Législation

La Commission européenne a autorisé la mise sur le marché du maïs GM 1507, résistant à certains parasites et tolérant à l’herbicide glufosinate-ammonium, pour l’alimentation du bétail, l’importation et la transformation [1]. Cette décision est valable pour dix ans. Elle résulte d’une demande introduite par la société Pioneer/Mycogen Seeds, auprès de l’autorité compétente des Pays-Bas qui a donné son accord, accord confirmé le 24 septembre 2004 par l’Autorité Européenne de Sécurité des Aliments (AESA). En conséquence, un projet de décision de la Commission autorisant la mise sur le marché du produit a été soumis au vote du Comité de Réglementation institué en vertu de la directive 2001/18. Le 17 mai 2005, ce comité, statuant à la majorité qualifiée, n’a pas émis d’avis. La Commission a donc présenté un projet de proposition au Conseil. Le Parlement européen a été informé le 24 mai 2005. Le Conseil Agriculture du 20 septembre 2005, statuant à la majorité qualifiée, n’a pas adopté la proposition mais ne s’y est pas non plus opposé (la France avait voté pour).
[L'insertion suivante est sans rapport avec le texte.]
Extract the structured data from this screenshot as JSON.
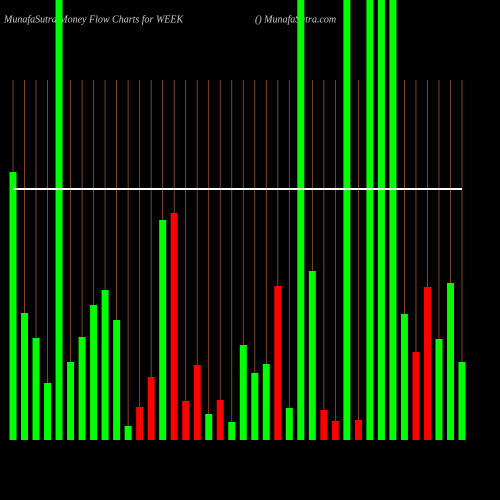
{
  "chart_data": {
    "type": "bar",
    "title": "MunafaSutra  Money Flow  Charts for WEEK",
    "subtitle": "() MunafaSutra.com",
    "values": [
      268,
      127,
      102,
      57,
      440,
      78,
      103,
      135,
      150,
      120,
      14,
      33,
      63,
      220,
      227,
      39,
      75,
      26,
      40,
      18,
      95,
      67,
      76,
      154,
      32,
      440,
      169,
      30,
      19,
      440,
      20,
      440,
      440,
      440,
      126,
      88,
      153,
      101,
      157,
      78
    ],
    "bar_colors": [
      "#00ff00",
      "#00ff00",
      "#00ff00",
      "#00ff00",
      "#00ff00",
      "#00ff00",
      "#00ff00",
      "#00ff00",
      "#00ff00",
      "#00ff00",
      "#00ff00",
      "#ff0000",
      "#ff0000",
      "#00ff00",
      "#ff0000",
      "#ff0000",
      "#ff0000",
      "#00ff00",
      "#ff0000",
      "#00ff00",
      "#00ff00",
      "#00ff00",
      "#00ff00",
      "#ff0000",
      "#00ff00",
      "#00ff00",
      "#00ff00",
      "#ff0000",
      "#ff0000",
      "#00ff00",
      "#ff0000",
      "#00ff00",
      "#00ff00",
      "#00ff00",
      "#00ff00",
      "#ff0000",
      "#ff0000",
      "#00ff00",
      "#00ff00",
      "#00ff00"
    ],
    "line": {
      "color": "#ffffff",
      "values": [
        251,
        251,
        251,
        251,
        251,
        251,
        251,
        251,
        251,
        251,
        251,
        251,
        251,
        251,
        251,
        251,
        251,
        251,
        251,
        251,
        251,
        251,
        251,
        251,
        251,
        251,
        251,
        251,
        251,
        251,
        251,
        251,
        251,
        251,
        251,
        251,
        251,
        251,
        251,
        251
      ]
    },
    "ylim": [
      0,
      440
    ],
    "grid": true,
    "grid_color": "#a0522d"
  }
}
Par conséquent, conformément aux règles de comitologie, la décision finale revenait à la Commission qui vient de statuer, positivement. Le maïs 1507 est la quatrième PGM - après le maïs NK603, le maïs MON863 et le colza GT73 - évaluée et autorisée depuis l’entrée en vigueur de la directive 2001/18. Rappelons que l’AESA, dans un avis en date du 24 septembre 2004, avait précisé qu’une stricte séparation des filières pour l’alimentation humaine et animale étant impossible, aucune des deux autorisations (alimentation humaine ou animale) ne devraient être donnée sans une évaluation de l’autre. Un dossier d’autorisation pour l’alimentation humaine (au titre du règlement 1829/2003) est en cours. Cependant, l’autorisation pour le bétail n’est pas assujettie, comme l’article 19(3) de la directive 2001/18 le permet, à la validation de cette demande.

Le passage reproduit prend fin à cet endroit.